After forming a triad, the men decided to become parents with the help of two women: Meghan and Delilah. Meghan, a close friend of Mayfield, who owns a yoga studio in Argentina, provided the embryo and Delilah, another Mayfield friend from Boston, performed the surrogacy.
Delilah enjoyed the pregnancy process and had the approval of her husband.
“I think it will make you better people,” Delilah told the men upon agreeing to be the surrogate.
“It will teach patience and compassion and will be a beautiful gift that I can give to you.”
In the end 24 attorneys were needed for the legal document which granted three men father status for the first time on an American birth certificate.
“We were lucky the first time we worked with friends,” said Jenkins.
The family has two children now, Piper and Parker. The book deals with Piper’s birth, complete with a running tab of expenses. The total cost for a perfect baby came to $120,912.70.
The process led to many frustrations and scares, illuminating the hurdles not only gay parents — but parents in general — encounter.
“About half of American workers qualify for up to 12 weeks of FMLA [Family Medical Leave Act] time, but it’s unpaid time off, so families and babies either miss out on these benefits or they pay dearly for them,” wrote Jenkins. “Only 12% of workers have paid parental leave through their employers.”

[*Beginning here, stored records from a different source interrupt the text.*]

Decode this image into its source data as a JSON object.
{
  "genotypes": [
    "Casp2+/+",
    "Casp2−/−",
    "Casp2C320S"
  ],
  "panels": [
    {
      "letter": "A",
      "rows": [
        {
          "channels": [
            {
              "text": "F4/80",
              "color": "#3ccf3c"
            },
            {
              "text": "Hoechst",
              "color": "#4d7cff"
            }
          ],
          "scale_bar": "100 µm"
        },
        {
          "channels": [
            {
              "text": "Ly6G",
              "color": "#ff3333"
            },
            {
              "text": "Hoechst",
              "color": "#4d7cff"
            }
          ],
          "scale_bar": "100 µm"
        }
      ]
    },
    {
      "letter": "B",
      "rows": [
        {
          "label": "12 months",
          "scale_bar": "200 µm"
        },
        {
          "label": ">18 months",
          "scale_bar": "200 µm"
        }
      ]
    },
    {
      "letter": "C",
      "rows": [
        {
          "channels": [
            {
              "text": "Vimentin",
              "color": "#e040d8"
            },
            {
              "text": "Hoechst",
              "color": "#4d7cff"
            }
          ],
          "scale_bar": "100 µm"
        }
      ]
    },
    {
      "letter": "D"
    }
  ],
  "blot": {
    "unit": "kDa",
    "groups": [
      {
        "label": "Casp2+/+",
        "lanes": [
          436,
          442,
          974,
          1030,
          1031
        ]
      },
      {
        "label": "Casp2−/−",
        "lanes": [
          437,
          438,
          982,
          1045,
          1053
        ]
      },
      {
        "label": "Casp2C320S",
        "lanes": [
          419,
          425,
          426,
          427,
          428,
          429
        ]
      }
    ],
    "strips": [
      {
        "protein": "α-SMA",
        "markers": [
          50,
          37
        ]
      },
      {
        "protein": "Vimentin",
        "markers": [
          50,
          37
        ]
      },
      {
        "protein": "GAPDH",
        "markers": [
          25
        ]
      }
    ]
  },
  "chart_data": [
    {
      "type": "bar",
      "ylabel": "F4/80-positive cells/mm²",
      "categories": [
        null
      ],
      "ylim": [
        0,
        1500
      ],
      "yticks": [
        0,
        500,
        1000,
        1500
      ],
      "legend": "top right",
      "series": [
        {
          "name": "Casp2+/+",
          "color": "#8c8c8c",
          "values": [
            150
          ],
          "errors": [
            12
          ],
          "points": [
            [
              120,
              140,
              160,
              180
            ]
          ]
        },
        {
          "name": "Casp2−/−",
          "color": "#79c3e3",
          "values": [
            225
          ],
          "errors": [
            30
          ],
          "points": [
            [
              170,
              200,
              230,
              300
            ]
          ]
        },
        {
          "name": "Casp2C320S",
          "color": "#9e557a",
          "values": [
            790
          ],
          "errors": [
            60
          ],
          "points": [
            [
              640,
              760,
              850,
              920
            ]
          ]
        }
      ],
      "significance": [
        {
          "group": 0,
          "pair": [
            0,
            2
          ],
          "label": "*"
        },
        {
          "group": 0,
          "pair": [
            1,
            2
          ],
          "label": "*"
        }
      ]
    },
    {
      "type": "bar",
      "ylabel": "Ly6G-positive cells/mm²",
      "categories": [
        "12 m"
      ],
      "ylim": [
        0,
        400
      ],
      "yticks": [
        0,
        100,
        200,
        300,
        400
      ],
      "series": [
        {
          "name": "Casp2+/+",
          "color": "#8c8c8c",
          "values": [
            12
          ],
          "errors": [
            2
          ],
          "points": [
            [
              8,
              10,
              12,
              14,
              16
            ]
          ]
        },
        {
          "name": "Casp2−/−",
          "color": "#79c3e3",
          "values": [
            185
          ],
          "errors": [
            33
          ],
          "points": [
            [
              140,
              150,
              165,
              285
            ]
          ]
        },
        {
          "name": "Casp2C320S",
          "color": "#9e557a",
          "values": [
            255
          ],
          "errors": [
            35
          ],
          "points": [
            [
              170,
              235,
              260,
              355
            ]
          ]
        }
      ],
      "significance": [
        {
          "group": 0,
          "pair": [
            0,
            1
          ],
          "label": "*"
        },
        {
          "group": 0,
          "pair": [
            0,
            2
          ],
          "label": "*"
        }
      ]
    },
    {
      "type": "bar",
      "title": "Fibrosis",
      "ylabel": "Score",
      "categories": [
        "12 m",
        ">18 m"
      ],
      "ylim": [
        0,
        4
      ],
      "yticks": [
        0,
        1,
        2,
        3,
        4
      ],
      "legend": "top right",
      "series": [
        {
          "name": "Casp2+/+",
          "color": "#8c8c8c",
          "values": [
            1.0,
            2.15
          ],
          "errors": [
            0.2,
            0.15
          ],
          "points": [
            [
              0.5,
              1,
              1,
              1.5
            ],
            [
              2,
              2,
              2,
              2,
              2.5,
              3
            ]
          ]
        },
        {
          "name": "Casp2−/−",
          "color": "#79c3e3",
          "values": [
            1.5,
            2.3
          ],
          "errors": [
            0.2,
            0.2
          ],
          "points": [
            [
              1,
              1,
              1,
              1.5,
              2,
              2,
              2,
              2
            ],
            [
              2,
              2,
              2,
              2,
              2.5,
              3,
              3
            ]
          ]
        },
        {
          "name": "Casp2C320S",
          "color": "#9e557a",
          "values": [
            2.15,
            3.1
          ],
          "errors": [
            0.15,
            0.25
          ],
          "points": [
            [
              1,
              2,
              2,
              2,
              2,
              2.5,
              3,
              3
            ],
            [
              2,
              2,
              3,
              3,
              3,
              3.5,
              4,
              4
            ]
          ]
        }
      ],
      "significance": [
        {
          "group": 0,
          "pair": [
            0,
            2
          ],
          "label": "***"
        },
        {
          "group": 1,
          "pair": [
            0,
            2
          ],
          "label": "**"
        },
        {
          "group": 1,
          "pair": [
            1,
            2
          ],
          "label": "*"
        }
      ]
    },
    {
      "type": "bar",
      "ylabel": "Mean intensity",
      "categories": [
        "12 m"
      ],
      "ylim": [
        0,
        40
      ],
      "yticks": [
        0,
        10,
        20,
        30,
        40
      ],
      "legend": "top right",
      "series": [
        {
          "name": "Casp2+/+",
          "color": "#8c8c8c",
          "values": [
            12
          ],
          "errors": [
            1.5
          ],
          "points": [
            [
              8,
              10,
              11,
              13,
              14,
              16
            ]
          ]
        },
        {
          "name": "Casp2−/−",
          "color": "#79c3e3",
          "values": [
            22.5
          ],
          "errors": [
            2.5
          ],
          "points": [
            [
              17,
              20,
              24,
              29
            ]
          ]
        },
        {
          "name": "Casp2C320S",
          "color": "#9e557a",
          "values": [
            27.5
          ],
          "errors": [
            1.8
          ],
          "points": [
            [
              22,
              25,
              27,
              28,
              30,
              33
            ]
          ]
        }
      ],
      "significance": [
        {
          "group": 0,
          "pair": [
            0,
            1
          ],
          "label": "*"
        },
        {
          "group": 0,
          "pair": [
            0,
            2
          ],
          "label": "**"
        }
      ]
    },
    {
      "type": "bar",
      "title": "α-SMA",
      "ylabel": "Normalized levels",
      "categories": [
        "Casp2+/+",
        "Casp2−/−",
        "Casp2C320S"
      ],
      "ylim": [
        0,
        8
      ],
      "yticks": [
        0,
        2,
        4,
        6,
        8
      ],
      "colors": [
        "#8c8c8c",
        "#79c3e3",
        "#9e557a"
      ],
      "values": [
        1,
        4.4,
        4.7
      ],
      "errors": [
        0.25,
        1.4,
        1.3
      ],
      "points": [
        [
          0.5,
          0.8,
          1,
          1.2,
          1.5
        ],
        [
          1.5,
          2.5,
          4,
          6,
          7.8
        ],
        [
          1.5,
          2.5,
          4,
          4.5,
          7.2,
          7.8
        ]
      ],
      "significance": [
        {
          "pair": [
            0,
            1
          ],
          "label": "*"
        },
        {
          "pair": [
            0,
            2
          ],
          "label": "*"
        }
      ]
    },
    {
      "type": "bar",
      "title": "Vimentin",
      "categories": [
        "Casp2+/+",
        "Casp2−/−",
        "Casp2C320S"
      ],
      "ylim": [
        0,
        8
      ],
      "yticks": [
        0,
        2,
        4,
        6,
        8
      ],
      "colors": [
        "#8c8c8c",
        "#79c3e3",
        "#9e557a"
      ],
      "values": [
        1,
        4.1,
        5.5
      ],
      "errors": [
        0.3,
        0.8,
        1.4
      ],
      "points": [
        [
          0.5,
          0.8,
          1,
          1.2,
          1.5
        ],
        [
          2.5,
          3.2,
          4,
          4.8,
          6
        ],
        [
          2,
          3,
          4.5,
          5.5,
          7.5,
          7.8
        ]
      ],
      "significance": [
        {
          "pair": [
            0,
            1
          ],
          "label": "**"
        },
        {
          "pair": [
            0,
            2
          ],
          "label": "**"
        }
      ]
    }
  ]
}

Ultimately, Hodges’ Teamsters membership saved the day, the chapter on leave would certainly give pause to working couples considering having a child. Jenkins masterfully describes other challenges involving doctors, testing, expensive medicine and outdated policies.
The passion in which the men respond to each obstacle assures readers of their commitment to raising a healthy family.
“We have thought to the nth, exponentially, in detail, how we can make these children happy successful adults that have beautiful educations, careers, relationships, and families are healthy and happy,” Jenkins said. “We’re always thinking about that. In terms of how we handle tantrums, how we handle their diets, what is the best way to educate them.”
Jenkins, who Piper calls “Papa,” said he is prepared to defend his family from criticism and if he has to, will talk circles around the likes of Fox News host Tucker Carlson. Surprisingly, Jenkins believes he has changed minds in — of all places — Facebook comment threads. On a page for Gay Dads, Jenkins countered the assertion that his family was “demanding special rights.”
“They didn’t understand the difference between polyamory and polygamy,” Jenkins said. “For me, polyamory is about freedom, consent, love, respect for your partner, openness to new things. It’s sort of like a progress ideal in my mind,” Jenkins said. “Polygamy usually comes from a tradition of fairly strict religion. You see Islamic groups that are more traditional allow polygamy, you will see fundamentalist Mormon groups they will support polygamy and in both of these circumstances women have fewer rights.”
It’s that gulf in the treatment of women that Jenkins said is the biggest misconception between polyamory and polygamy. Jenkins said his family is teaching their children the importance of gender equality.
“It’s crucial that our children grow up with a deep respect for everyone’s rights and the equality of the sexes,” Jenkins said. “I’m a hard-core feminist, we want our girl to grow up knowing she can be president or senator or an astronaut or a stay-at-home mom, whatever it’s her choice and we want our son to grow up with a deep respect for women, complete respect for other people’s rights, you are not entitled to anything, everyone gets to make their own choices, intimacy is something you give, it’s not something you take or expect or deserve, you have to earn those things.”
When asked if intimacy is something the triad has sacrificed to become fathers, Jenkins said there is still time preserved for the adults.
“Our kids are fantastic sleepers,” he said.